为他人做嫁衣,图海实是不甘,越来越担心地问:“吴贼三桂真会为了救那吴世子而舍去整个贵州省?”
周培公本是十分肯定的,但现在他只能装着犹豫道:“可能吧!”
图海马上道:“培公!我们还是早日把大劳山的吴应熊捉了,把叙州府拿下来算了!”
周培公道:“恐不可能了!”
图海不解问:“为什么?本帅想怎么做,谁还能阻得了?”
周培公道:“别人阻不了,可皇上阻得了啊!”
图海疑惑:“皇上会阻止?”
周培公点点头:“奴才等呈上的战报,雄才大略的圣上还能不充分利用,可能不久皇上的圣谕即到了!”

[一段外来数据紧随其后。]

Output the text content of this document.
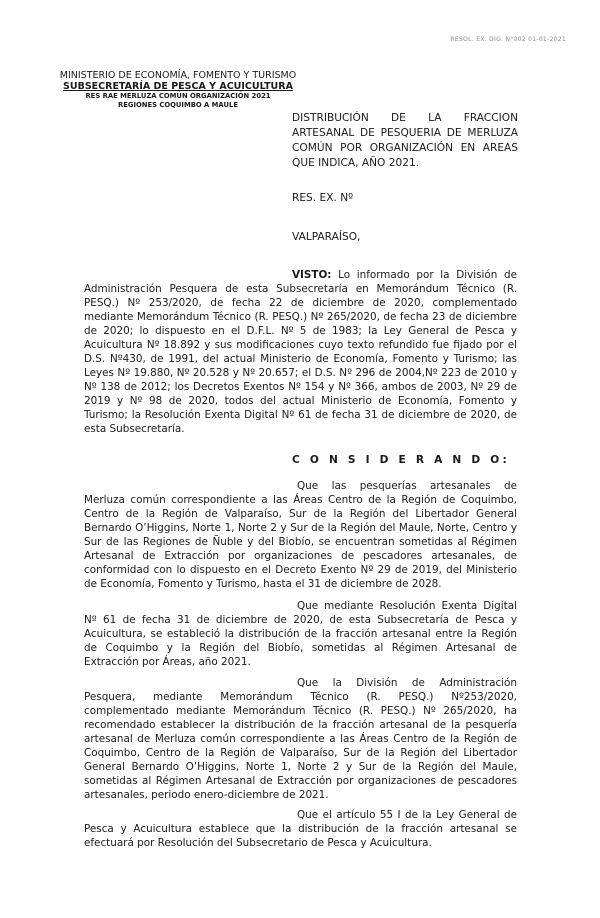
RESOL. EX. DIG. N°002 01-01-2021
MINISTERIO DE ECONOMÍA, FOMENTO Y TURISMO
SUBSECRETARÍA DE PESCA Y ACUICULTURA
RES RAE MERLUZA COMÚN ORGANIZACIÓN 2021
REGIONES COQUIMBO A MAULE
DISTRIBUCIÓN DE LA FRACCION ARTESANAL DE PESQUERIA DE MERLUZA COMÚN POR ORGANIZACIÓN EN AREAS QUE INDICA, AÑO 2021.
RES. EX. Nº
VALPARAÍSO,
VISTO: Lo informado por la División de Administración Pesquera de esta Subsecretaría en Memorándum Técnico (R. PESQ.) Nº 253/2020, de fecha 22 de diciembre de 2020, complementado mediante Memorándum Técnico (R. PESQ.) Nº 265/2020, de fecha 23 de diciembre de 2020; lo dispuesto en el D.F.L. Nº 5 de 1983; la Ley General de Pesca y Acuicultura Nº 18.892 y sus modificaciones cuyo texto refundido fue fijado por el D.S. Nº430, de 1991, del actual Ministerio de Economía, Fomento y Turismo; las Leyes Nº 19.880, Nº 20.528 y Nº 20.657; el D.S. Nº 296 de 2004,Nº 223 de 2010 y Nº 138 de 2012; los Decretos Exentos Nº 154 y Nº 366, ambos de 2003, Nº 29 de 2019 y Nº 98 de 2020, todos del actual Ministerio de Economía, Fomento y Turismo; la Resolución Exenta Digital Nº 61 de fecha 31 de diciembre de 2020, de esta Subsecretaría.
C O N S I D E R A N D O:
Que las pesquerías artesanales de Merluza común correspondiente a las Áreas Centro de la Región de Coquimbo, Centro de la Región de Valparaíso, Sur de la Región del Libertador General Bernardo O’Higgins, Norte 1, Norte 2 y Sur de la Región del Maule, Norte, Centro y Sur de las Regiones de Ñuble y del Biobío, se encuentran sometidas al Régimen Artesanal de Extracción por organizaciones de pescadores artesanales, de conformidad con lo dispuesto en el Decreto Exento Nº 29 de 2019, del Ministerio de Economía, Fomento y Turismo, hasta el 31 de diciembre de 2028.
Que mediante Resolución Exenta Digital Nº 61 de fecha 31 de diciembre de 2020, de esta Subsecretaría de Pesca y Acuicultura, se estableció la distribución de la fracción artesanal entre la Región de Coquimbo y la Región del Biobío, sometidas al Régimen Artesanal de Extracción por Áreas, año 2021.
Que la División de Administración Pesquera, mediante Memorándum Técnico (R. PESQ.) Nº253/2020, complementado mediante Memorándum Técnico (R. PESQ.) Nº 265/2020, ha recomendado establecer la distribución de la fracción artesanal de la pesquería artesanal de Merluza común correspondiente a las Áreas Centro de la Región de Coquimbo, Centro de la Región de Valparaíso, Sur de la Región del Libertador General Bernardo O’Higgins, Norte 1, Norte 2 y Sur de la Región del Maule, sometidas al Régimen Artesanal de Extracción por organizaciones de pescadores artesanales, periodo enero-diciembre de 2021.
Que el artículo 55 I de la Ley General de Pesca y Acuicultura establece que la distribución de la fracción artesanal se efectuará por Resolución del Subsecretario de Pesca y Acuicultura.
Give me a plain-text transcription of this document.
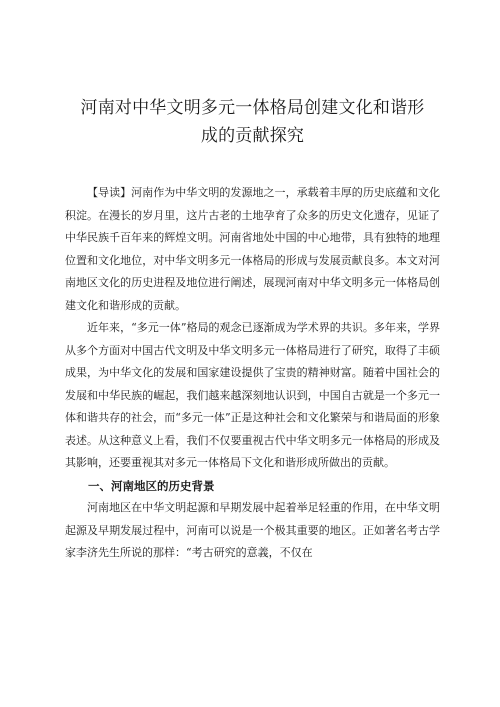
河南对中华文明多元一体格局创建文化和谐形
成的贡献探究

【导读】河南作为中华文明的发源地之一，承载着丰厚的历史底蕴和文化积淀。在漫长的岁月里，这片古老的土地孕育了众多的历史文化遗存，见证了中华民族千百年来的辉煌文明。河南省地处中国的中心地带，具有独特的地理位置和文化地位，对中华文明多元一体格局的形成与发展贡献良多。本文对河南地区文化的历史进程及地位进行阐述，展现河南对中华文明多元一体格局创建文化和谐形成的贡献。

近年来，“多元一体”格局的观念已逐渐成为学术界的共识。多年来，学界从多个方面对中国古代文明及中华文明多元一体格局进行了研究，取得了丰硕成果，为中华文化的发展和国家建设提供了宝贵的精神财富。随着中国社会的发展和中华民族的崛起，我们越来越深刻地认识到，中国自古就是一个多元一体和谐共存的社会，而“多元一体”正是这种社会和文化繁荣与和谐局面的形象表述。从这种意义上看，我们不仅要重视古代中华文明多元一体格局的形成及其影响，还要重视其对多元一体格局下文化和谐形成所做出的贡献。

一、河南地区的历史背景

河南地区在中华文明起源和早期发展中起着举足轻重的作用，在中华文明起源及早期发展过程中，河南可以说是一个极其重要的地区。正如著名考古学家李济先生所说的那样：“考古研究的意義，不仅在
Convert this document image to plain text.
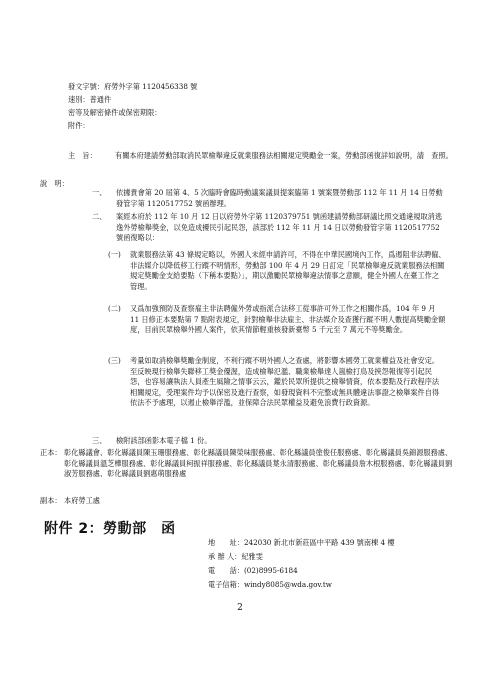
發文字號：府勞外字第 1120456338 號
速別：普通件
密等及解密條件或保密期限：
附件：
主　旨：	有關本府建請勞動部取消民眾檢舉違反就業服務法相關規定獎勵金一案，勞動部函復詳如說明，請　查照。
說　明：
一、 依據貴會第 20 屆第 4、5 次臨時會臨時動議案議員提案臨第 1 號案暨勞動部 112 年 11 月 14 日勞動發管字第 1120517752 號函辦理。
二、 案經本府於 112 年 10 月 12 日以府勞外字第 1120379751 號函建請勞動部研議比照交通違規取消逃逸外勞檢舉獎金，以免造成擾民引起民怨，該部於 112 年 11 月 14 日以勞動發管字第 1120517752 號函復略以：
(一) 就業服務法第 43 條規定略以，外國人未經申請許可，不得在中華民國境內工作，爲遏阻非法聘僱、非法媒介以降低移工行蹤不明情形，勞動部 100 年 4 月 29 日訂定「民眾檢舉違反就業服務法相關規定獎勵金支給要點（下稱本要點）」，期以激勵民眾檢舉違法情事之意願，健全外國人在臺工作之管理。
(二) 又爲加強預防及查察雇主非法聘僱外勞或指派合法移工從事許可外工作之相關作爲，104 年 9 月 11 日修正本要點第 7 點附表規定，針對檢舉非法雇主、非法媒介及查獲行蹤不明人數提高獎勵金額度，目前民眾檢舉外國人案件，依其情節輕重核發新臺幣 5 千元至 7 萬元不等獎勵金。
(三) 考量如取消檢舉獎勵金制度，不利行蹤不明外國人之查處，將影響本國勞工就業權益及社會安定。至反映現行檢舉失聯移工獎金優渥，造成檢舉氾濫、職業檢舉達人嵐檢打鳥及挾怨報復等引起民怨，也容易讓執法人員產生風險之情事云云，鑑於民眾所提供之檢舉情資，依本要點及行政程序法相關規定，受理案件均予以保密及進行查察，如發現資料不完整或無具體違法事證之檢舉案件自得依法不予處理，以遏止檢舉浮濫，並保障合法民眾權益及避免浪費行政資源。
三、 檢附該部函影本電子檔 1 份。
正本： 彰化縣議會、彰化縣議員陳玉珊服務處、彰化縣議員陳榮味服務處、彰化縣議員塗俊任服務處、彰化縣議員吳錦源服務處、彰化縣議員溫芝樺服務處、彰化縣議員柯振祥服務處、彰化縣議員葉永清服務處、彰化縣議員詹木根服務處、彰化縣議員劉淑芳服務處、彰化縣議員劉惠萌服務處
副本： 本府勞工處
附件 2：勞動部　函
地　　址：242030 新北市新莊區中平路 439 號南棟 4 樓
承 辦 人：紀雅雯
電　　話：(02)8995-6184
電子信箱：windy8085@wda.gov.tw
2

图海颇为不甘,周培公安慰:“大帅勿用忧虑,圣上英明圣鉴,他还会不知道整个过程大帅所起的作用?不管谁拿下贵州或是歼灭了多少吴军,大帅的功劳都是第一的!”
图海已相信了几分,笑眯眯问:“真的吗?”
周培公道:“圣上仍千古难得的明君,赏罚分明,谁立了什么功谁犯了什么错他明镜着呢!”
图海脸上又充满了笑意:“好!就按培公的安排做!”
周培公望着大劳山方向,喃喃:“所有的一切均完美,只是没想到那三十门火炮真被损坏了,他怎么想出的往炮管里砸石的那一招呢?”自己还是疏忽了。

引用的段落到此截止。